While Pakistan’s Federal Censor Board quickly reversed the nationwide ban three days later with ‘minor cuts’ to the film’s most controversial scenes after immense criticism for censorship on social media, the Punjab Censor Board has finally banned the screening of the film in the province of Punjab, where the film is shot and filmed. Now New Yorkers can watch the disputed film at Manhattan’s Cinema Forum Theater.
joyland is told through the lens of the goofy and gentle black sheep Haider Rana, the second adult son of widowed and powerful patriarch Amanullah “Abba” Rana and the younger brother of eldest son Saleem Rana. Haider and his wife Mumtaz live with Abba, Saleem, Saleem’s wife Nucchi and their four young daughters in an apartment in Lahore, Pakistan, near an amusement park. Nucchi had just given birth to her fourth daughter – a disappointment as they were expecting a son according to ultrasound results. Amid shifting domestic energy after Abba failed to have his first grandson, Haider, who was previously a stay-at-home husband while Mumtaz worked as a bridal makeup artist, got a job at a dance theater local erotica as a backup dancer for a self-confident. and a smart-mouthed transgender woman named Biba, played by Pakistani trans actress Alina Khan.
Haider finally earning money for the family, his wife was ordered to quit her job and help Nucchi with the maintenance of the house, cooking for the family of nine and caring for Abba who is in a wheelchair and further loses his physical faculties. Cursed with two left feet, Haider, who never seems to be able to do or say the right thing at the right time, fell in love with Biba almost instantly when she seduced him after he asked to see a photo of his wife. Meanwhile, Mumtaz, suffocated by the confinements of the patriarchal and claustrophobic hierarchy with the constant demands of Nucchi and Saleem’s four daughters, collapsed when she discovered she was pregnant with the family’s first grandson. while Haider neglects their marriage for Biba’s attention.

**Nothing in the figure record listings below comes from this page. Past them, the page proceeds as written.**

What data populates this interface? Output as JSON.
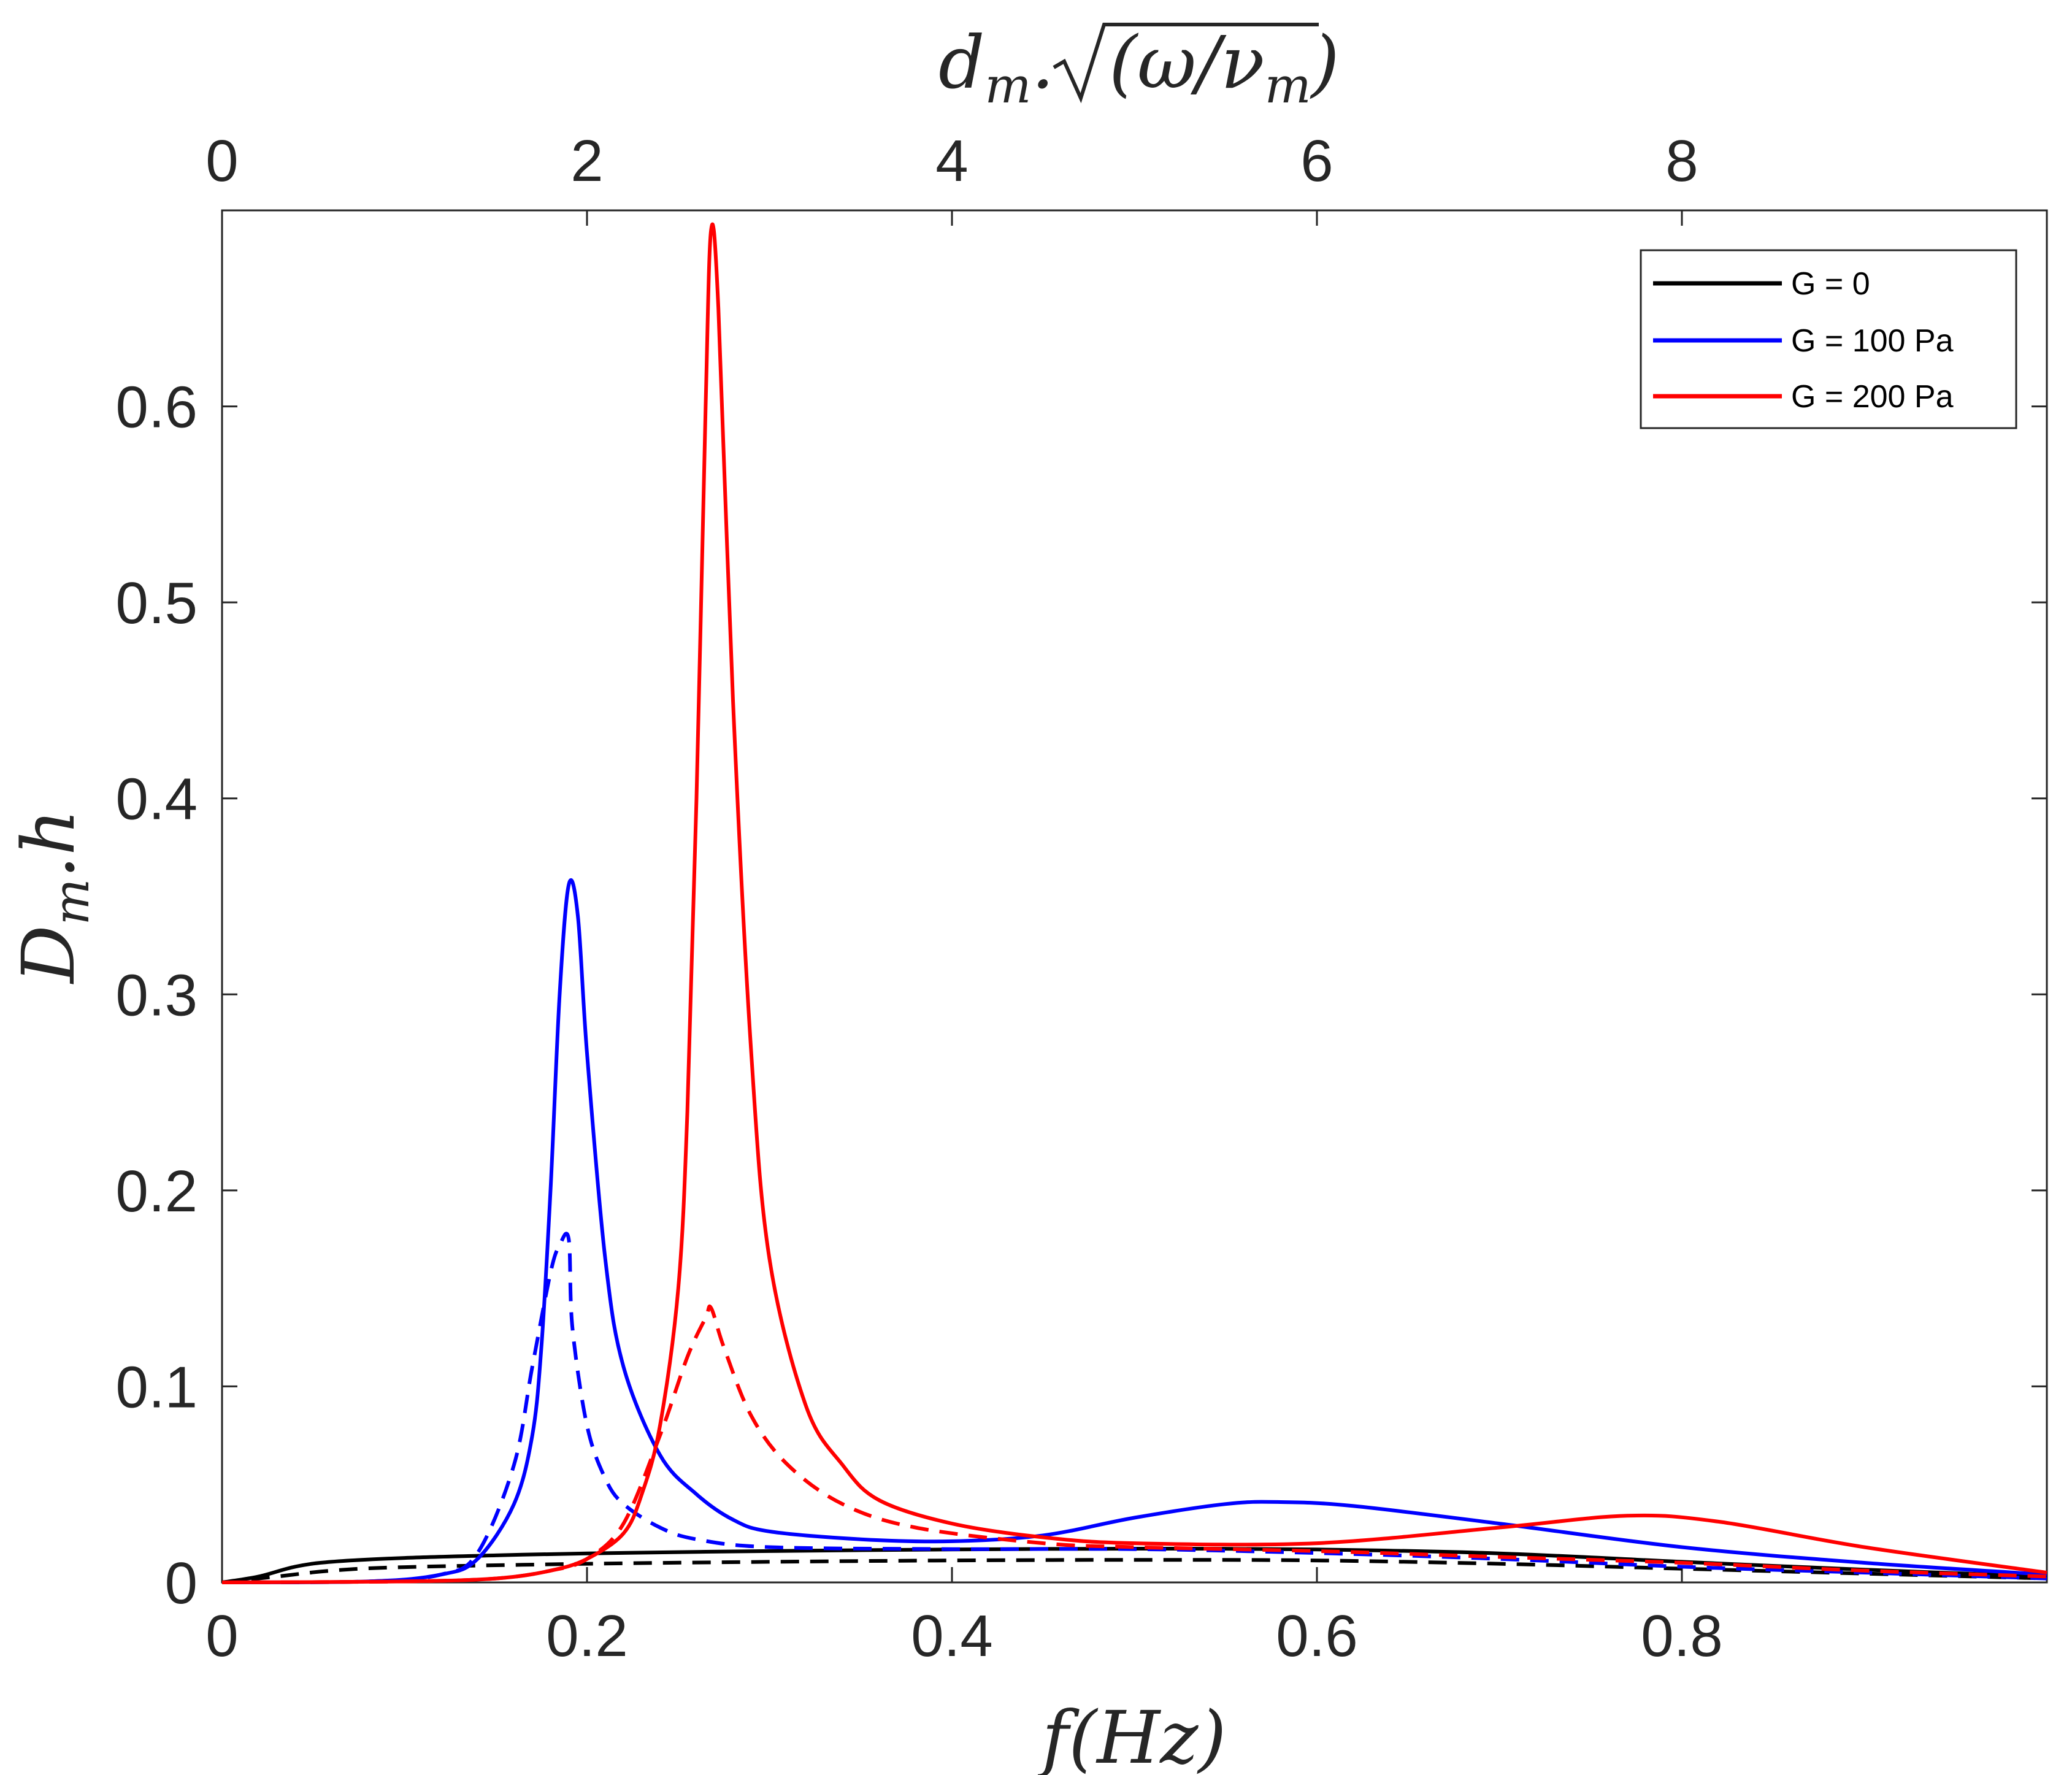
{
  "chart_data": {
    "type": "line",
    "x_axis": {
      "label": "f(Hz)",
      "xlim": [
        0,
        1
      ],
      "ticks": [
        0,
        0.2,
        0.4,
        0.6,
        0.8
      ],
      "tick_labels": [
        "0",
        "0.2",
        "0.4",
        "0.6",
        "0.8"
      ]
    },
    "top_axis": {
      "label": "d_m.√(ω/ν_m)",
      "label_parts": {
        "d": "d",
        "m": "m",
        "dot": ".",
        "radicand": "(ω/ν",
        "radicand_close": ")"
      },
      "xlim": [
        0,
        10
      ],
      "ticks": [
        0,
        2,
        4,
        6,
        8
      ],
      "tick_labels": [
        "0",
        "2",
        "4",
        "6",
        "8"
      ]
    },
    "y_axis": {
      "label": "D_m.h",
      "label_parts": {
        "D": "D",
        "m": "m",
        "rest": ".h"
      },
      "ylim": [
        0,
        0.7
      ],
      "ticks": [
        0,
        0.1,
        0.2,
        0.3,
        0.4,
        0.5,
        0.6
      ],
      "tick_labels": [
        "0",
        "0.1",
        "0.2",
        "0.3",
        "0.4",
        "0.5",
        "0.6"
      ]
    },
    "legend": {
      "placement": "top-right",
      "entries": [
        {
          "label": "G = 0",
          "color": "#000000"
        },
        {
          "label": "G = 100 Pa",
          "color": "#0000ff"
        },
        {
          "label": "G = 200 Pa",
          "color": "#ff0000"
        }
      ]
    },
    "series": [
      {
        "name": "G = 0",
        "style": "solid",
        "color": "#000000",
        "points": [
          [
            0,
            0
          ],
          [
            0.02,
            0.003
          ],
          [
            0.04,
            0.008
          ],
          [
            0.06,
            0.0105
          ],
          [
            0.1,
            0.0125
          ],
          [
            0.15,
            0.0138
          ],
          [
            0.2,
            0.0148
          ],
          [
            0.3,
            0.016
          ],
          [
            0.4,
            0.0168
          ],
          [
            0.5,
            0.0172
          ],
          [
            0.6,
            0.0168
          ],
          [
            0.7,
            0.0148
          ],
          [
            0.8,
            0.0105
          ],
          [
            0.9,
            0.0065
          ],
          [
            1.0,
            0.003
          ]
        ]
      },
      {
        "name": "G = 0",
        "style": "dashed",
        "color": "#000000",
        "points": [
          [
            0,
            0
          ],
          [
            0.03,
            0.003
          ],
          [
            0.06,
            0.006
          ],
          [
            0.1,
            0.0078
          ],
          [
            0.2,
            0.0095
          ],
          [
            0.3,
            0.0105
          ],
          [
            0.4,
            0.0112
          ],
          [
            0.5,
            0.0115
          ],
          [
            0.6,
            0.0112
          ],
          [
            0.7,
            0.0095
          ],
          [
            0.8,
            0.007
          ],
          [
            0.9,
            0.0045
          ],
          [
            1.0,
            0.002
          ]
        ]
      },
      {
        "name": "G = 100 Pa",
        "style": "solid",
        "color": "#0000ff",
        "points": [
          [
            0,
            0
          ],
          [
            0.08,
            0.0005
          ],
          [
            0.12,
            0.004
          ],
          [
            0.14,
            0.012
          ],
          [
            0.16,
            0.04
          ],
          [
            0.17,
            0.075
          ],
          [
            0.175,
            0.12
          ],
          [
            0.18,
            0.2
          ],
          [
            0.185,
            0.3
          ],
          [
            0.19,
            0.356
          ],
          [
            0.195,
            0.34
          ],
          [
            0.2,
            0.27
          ],
          [
            0.21,
            0.165
          ],
          [
            0.22,
            0.11
          ],
          [
            0.24,
            0.065
          ],
          [
            0.26,
            0.045
          ],
          [
            0.28,
            0.032
          ],
          [
            0.3,
            0.026
          ],
          [
            0.35,
            0.022
          ],
          [
            0.4,
            0.021
          ],
          [
            0.45,
            0.024
          ],
          [
            0.5,
            0.033
          ],
          [
            0.55,
            0.04
          ],
          [
            0.58,
            0.041
          ],
          [
            0.62,
            0.039
          ],
          [
            0.7,
            0.03
          ],
          [
            0.8,
            0.018
          ],
          [
            0.9,
            0.01
          ],
          [
            1.0,
            0.004
          ]
        ]
      },
      {
        "name": "G = 100 Pa",
        "style": "dashed",
        "color": "#0000ff",
        "points": [
          [
            0,
            0
          ],
          [
            0.08,
            0.0005
          ],
          [
            0.12,
            0.004
          ],
          [
            0.14,
            0.015
          ],
          [
            0.16,
            0.06
          ],
          [
            0.17,
            0.11
          ],
          [
            0.18,
            0.158
          ],
          [
            0.185,
            0.172
          ],
          [
            0.19,
            0.175
          ],
          [
            0.192,
            0.13
          ],
          [
            0.2,
            0.08
          ],
          [
            0.21,
            0.053
          ],
          [
            0.22,
            0.04
          ],
          [
            0.24,
            0.028
          ],
          [
            0.26,
            0.022
          ],
          [
            0.3,
            0.018
          ],
          [
            0.4,
            0.017
          ],
          [
            0.5,
            0.017
          ],
          [
            0.6,
            0.015
          ],
          [
            0.7,
            0.012
          ],
          [
            0.8,
            0.008
          ],
          [
            0.9,
            0.005
          ],
          [
            1.0,
            0.002
          ]
        ]
      },
      {
        "name": "G = 200 Pa",
        "style": "solid",
        "color": "#ff0000",
        "points": [
          [
            0,
            0
          ],
          [
            0.1,
            0.0005
          ],
          [
            0.15,
            0.002
          ],
          [
            0.18,
            0.006
          ],
          [
            0.2,
            0.012
          ],
          [
            0.22,
            0.025
          ],
          [
            0.23,
            0.045
          ],
          [
            0.24,
            0.08
          ],
          [
            0.25,
            0.15
          ],
          [
            0.255,
            0.24
          ],
          [
            0.26,
            0.4
          ],
          [
            0.265,
            0.6
          ],
          [
            0.268,
            0.69
          ],
          [
            0.272,
            0.65
          ],
          [
            0.28,
            0.45
          ],
          [
            0.29,
            0.27
          ],
          [
            0.3,
            0.165
          ],
          [
            0.32,
            0.09
          ],
          [
            0.34,
            0.06
          ],
          [
            0.36,
            0.042
          ],
          [
            0.4,
            0.03
          ],
          [
            0.45,
            0.023
          ],
          [
            0.5,
            0.02
          ],
          [
            0.6,
            0.02
          ],
          [
            0.7,
            0.028
          ],
          [
            0.77,
            0.034
          ],
          [
            0.82,
            0.031
          ],
          [
            0.9,
            0.018
          ],
          [
            1.0,
            0.005
          ]
        ]
      },
      {
        "name": "G = 200 Pa",
        "style": "dashed",
        "color": "#ff0000",
        "points": [
          [
            0,
            0
          ],
          [
            0.1,
            0.0005
          ],
          [
            0.15,
            0.002
          ],
          [
            0.18,
            0.006
          ],
          [
            0.2,
            0.012
          ],
          [
            0.22,
            0.03
          ],
          [
            0.24,
            0.075
          ],
          [
            0.255,
            0.115
          ],
          [
            0.265,
            0.135
          ],
          [
            0.268,
            0.14
          ],
          [
            0.275,
            0.12
          ],
          [
            0.29,
            0.085
          ],
          [
            0.31,
            0.06
          ],
          [
            0.34,
            0.04
          ],
          [
            0.38,
            0.028
          ],
          [
            0.45,
            0.02
          ],
          [
            0.5,
            0.018
          ],
          [
            0.6,
            0.016
          ],
          [
            0.7,
            0.013
          ],
          [
            0.8,
            0.01
          ],
          [
            0.9,
            0.006
          ],
          [
            1.0,
            0.003
          ]
        ]
      }
    ]
  }
}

Shot in a 1:1 aspect ratio, the film’s tight compositions underscore the awkwardness and lack of privacy in a multi-family household steeped in a culture where everyone knows everything and there is a constant concern for “kya kahenge diaryin both Punjabi and Hindi/Urdu for “What will people say?” This claustrophobia and anxiety permeates throughout the film as Haider lies that he is the director of the theater and not a dancer, Mumtaz feigns excitement over her pregnancy, Nucchi hides his hurt feelings regarding daughter-son confusion and Biba’s hardened shell from endurance fractures.
joyland is a groundbreaking film that mirrors Pakistan’s past, present and future through an examination of femininity and its expectations, for trans and cis women, within the combined web of patriarchy and religion . And through its confrontation with femininity, there is the truth about how strict gender roles affect men as well, a side effect that has yet to be unpacked throughout South Asia. Although Haider is the intentional vehicle through which we discover the layers beneath Biba and Mumtaz, we are aware that Haider was always on the fringes of the binary and felt like nothing belonged to him.

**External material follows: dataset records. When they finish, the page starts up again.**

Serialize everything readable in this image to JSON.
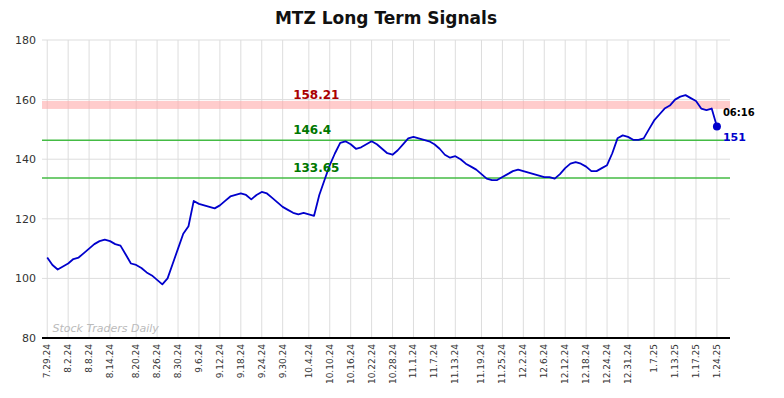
{
  "chart_data": {
    "type": "line",
    "title": "MTZ Long Term Signals",
    "categories": [
      "7.29.24",
      null,
      null,
      null,
      "8.2.24",
      null,
      null,
      null,
      "8.8.24",
      null,
      null,
      null,
      "8.14.24",
      null,
      null,
      null,
      null,
      "8.20.24",
      null,
      null,
      null,
      "8.26.24",
      null,
      null,
      null,
      "8.30.24",
      null,
      null,
      null,
      "9.6.24",
      null,
      null,
      null,
      "9.12.24",
      null,
      null,
      null,
      "9.18.24",
      null,
      null,
      null,
      "9.24.24",
      null,
      null,
      null,
      "9.30.24",
      null,
      null,
      null,
      null,
      "10.4.24",
      null,
      null,
      null,
      "10.10.24",
      null,
      null,
      null,
      "10.16.24",
      null,
      null,
      null,
      "10.22.24",
      null,
      null,
      null,
      "10.28.24",
      null,
      null,
      null,
      "11.1.24",
      null,
      null,
      null,
      "11.7.24",
      null,
      null,
      null,
      "11.13.24",
      null,
      null,
      null,
      null,
      "11.19.24",
      null,
      null,
      null,
      "11.25.24",
      null,
      null,
      null,
      "12.2.24",
      null,
      null,
      null,
      "12.6.24",
      null,
      null,
      null,
      "12.12.24",
      null,
      null,
      null,
      "12.18.24",
      null,
      null,
      null,
      "12.24.24",
      null,
      null,
      null,
      "12.31.24",
      null,
      null,
      null,
      null,
      "1.7.25",
      null,
      null,
      null,
      "1.13.25",
      null,
      null,
      null,
      "1.17.25",
      null,
      null,
      null,
      "1.24.25"
    ],
    "series": [
      {
        "color": "#0000cc",
        "values": [
          107,
          104.5,
          103,
          104,
          105,
          106.5,
          107,
          108.5,
          110,
          111.5,
          112.5,
          113,
          112.5,
          111.5,
          111,
          108,
          105,
          104.5,
          103.5,
          102,
          101,
          99.5,
          98,
          100,
          105,
          110,
          115,
          117.5,
          126,
          125,
          124.5,
          124,
          123.5,
          124.5,
          126,
          127.5,
          128,
          128.5,
          128,
          126.5,
          128,
          129,
          128.5,
          127,
          125.5,
          124,
          123,
          122,
          121.5,
          122,
          121.5,
          121,
          128,
          133,
          138,
          142,
          145.5,
          146,
          145,
          143.5,
          144,
          145,
          146,
          145,
          143.5,
          142,
          141.5,
          143,
          145,
          147,
          147.5,
          147,
          146.5,
          146,
          145,
          143.5,
          141.5,
          140.5,
          141,
          140,
          138.5,
          137.5,
          136.5,
          135,
          133.5,
          133,
          133,
          134,
          135,
          136,
          136.5,
          136,
          135.5,
          135,
          134.5,
          134,
          134,
          133.5,
          135,
          137,
          138.5,
          139,
          138.5,
          137.5,
          136,
          136,
          137,
          138,
          142,
          147,
          148,
          147.5,
          146.5,
          146.5,
          147,
          150,
          153,
          155,
          157,
          158,
          160,
          161,
          161.5,
          160.5,
          159.5,
          157,
          156.5,
          157,
          151
        ]
      }
    ],
    "ylim": [
      80,
      180
    ],
    "yticks": [
      80,
      100,
      120,
      140,
      160,
      180
    ],
    "grid": true,
    "reference_lines": [
      {
        "y": 158.21,
        "color": "#ffaaaa",
        "line_style": "band"
      },
      {
        "y": 146.4,
        "color": "#44bb44",
        "line_style": "solid"
      },
      {
        "y": 133.65,
        "color": "#44bb44",
        "line_style": "solid"
      }
    ],
    "annotations": [
      {
        "text": "158.21",
        "y": 158.21,
        "color": "#aa0000"
      },
      {
        "text": "146.4",
        "y": 146.4,
        "color": "#007700"
      },
      {
        "text": "133.65",
        "y": 133.65,
        "color": "#007700"
      }
    ],
    "end_labels": {
      "text": "06:16",
      "value_label": "151",
      "color": "#0000cc"
    },
    "watermark": {
      "text": "Stock Traders Daily",
      "color": "#bbbbbb"
    }
  }
}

Filled with humorous moments, explorations of insecurities across gender and generation, and familiar family dynamics, joyland challenges viewers to sympathize with the oppressors as well as the oppressed, both of whom are victims of the system, no matter who holds the power. Sadiq gives us leeway to process these emotions throughout the film in beautiful shots where subjects fade into the background and objects come to life in the foreground. joyland screens at the Film Forum until Thursday, May 4, and tickets can be purchased through the theater website.